Latest from DAC: ST and Media Tek manage media SoC designs (part 2)
This posting continues from Part 1.
Philippe Magarshack, vice president of Central R/D at ST Microelectronics, took a more technology-oriented approach to describing ST’s management of a new multi-media SoC. He began by describing the technology environment: multiple power-gated regions, dynamic voltage-frequency scaling (DVFS), body bias to vary threshold voltage, and process, voltage, and temperature sensors on the die providing continuous monitoring and feedback of the chip’s state. Even with these powerful tools, Magarshack said, media SoCs present challenges.
One such is just figuring out how to estimate power. In early media SoCs, Magarshack related, there were only one or two probable use profiles. But as convergence turns a simple handset into a Web browser, messaging device, camera, 3D game console and GPS receiver, the number of possible use profiles multiplies until it is difficult to state which blocks of circuitry are likely to be active or passive at any given time. And without the use profiles, it is impossible to estimate the impact of any power-saving measure on energy consumption. Further, with leakage power coming under control with the existing industry tools, the focus was shifting back to dynamic power.

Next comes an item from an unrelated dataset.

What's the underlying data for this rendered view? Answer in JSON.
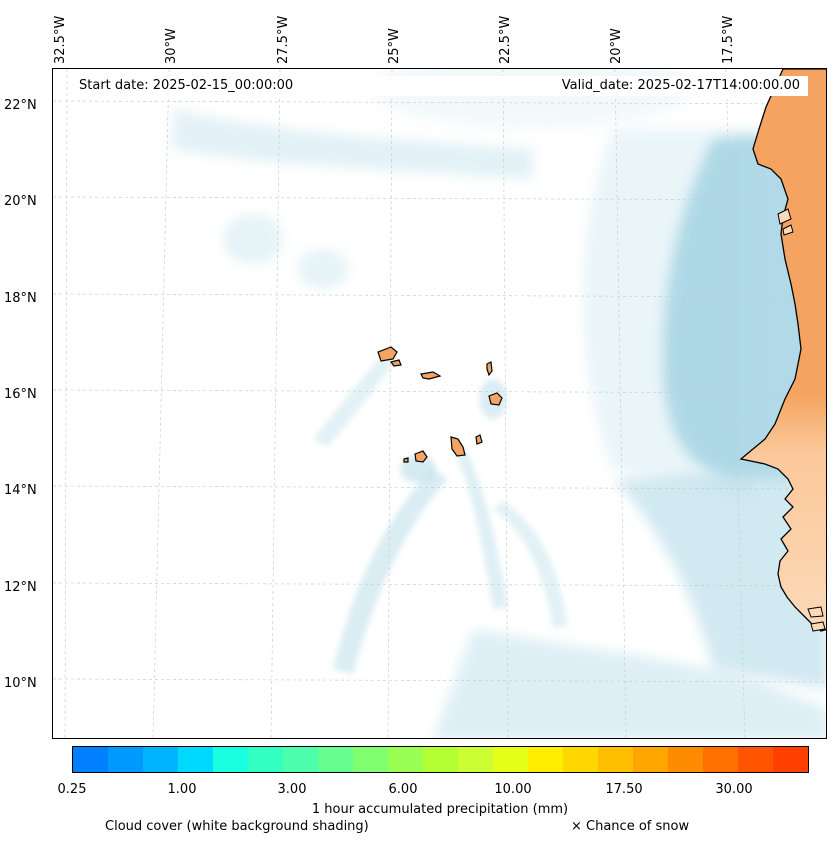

Another serious problem is power distribution—"a nightmare," Magarshack said, "with 9 separate power grids and either on-chip or off-chip regulators." And right behind power distribution was memory. "We had to completely redesign our on-chip memory architecture to meet power requirements."
The VP said that rather than relying on live application code and use profiles, the design team used the Dhrystone benchmark as a means of measuring memory power consumption. Magarshack then described the successive use of new EDA tools at various points to slash power dissipation in the clock trees—by avoiding excessively low clock skew, for example.
He said that looking into the future, ST would shift its focus once again, from dynamic power reduction at the RT level to energy savings at the system level. The company is looking both to Synfora for power-aware synthesis, and to Atrenta for ways of creating executable system-level models with power estimation.
Further, Magarshack said, ST is looking at three new technologies for dealing with the increasing problem of variations. For random variations, he said, ST will adopt statistical static timing techniques. To help deal with systematic, process-related variations, the company is building detailed lithography and CMP models to correct the values in their cell and interconnect models based on process variations. And ST seriously expects to move to restrictive layouts by 32, or at the latest 22 nm. "We have one study that suggests that we can reduce pattern-dependent variations from 13 percent of nominal dimension to zero by use of regular patterns in place of least-area layouts," Magarshack said.
While the ST executive discussed primarily technical issues, Andrew Chang, vice president of design technology at Taiwanese fabless giant Media Tek, focused on the challenges in design resources as the company undertook a 65 nm, 5-million-instance SoC. He described the chip as containing a 500 MHz CPU, memories operating at 300 MHz, and an hierarchical organization comprising eight top-level blocks.
Quantifying the drain on resources, Chang said that the next chip of this size could cost $60 million US to design. This design required over 200 engineers. And mistakes can make that bill run even higher: Chang raised some eyebrows by saying that the full cost of a two-metal-layer engineering change order could be as high as the cost of a full mask set.
Chang said that because of such design cost increases, even successful products won’t bail out an inefficient design team. "You may discover that volumes are increasing, but they are increasing faster than revenue," he warned. Chang prescribed a systematic drive to increase company efficiency, starting with a comprehensive life-cycle management flow for each product.
Focusing in on engineering productivity, Chang identified a number of organizational issues. Many of them stemmed from the inability of the design team to have a single, golden view of the design at the beginning of the project, and derive future views of the design from that one source. "There must be one data truth," Chang said. In part, this was because the rapid growth of design teams could overrun the reach of earlier, simpler management practices.
The need for coherence led Media Tek to adopt a strictly hierarchical design flow, Chang said, beginning with First Encounter and driving down to lower levels of abstraction within the blocks. When a block reaches implementation, it either achieves timing closure based on the requirements dictated at the beginning of the project, or the team iterates on the implementation.
Already at 65 nm Media Tek is using some DfM tools, Chang reported. "We are doing via doubling, wire spreading, and litho analysis at this time." He then went on to describe nine initiatives that the company has taken to improve engineering productivity. These included a single source for design data, increased reuse of internal IP, increased use of collaboration, and a number of measures to improve tracking of design data and goals during the flow.
Taken together these three pictures—one of team management, one of technology decisions, and one of resource and methodology choices—give a fascinating and challenging picture of low-power design at 65 nm and below. Designs are succeeding, but no one should take the problems lightly.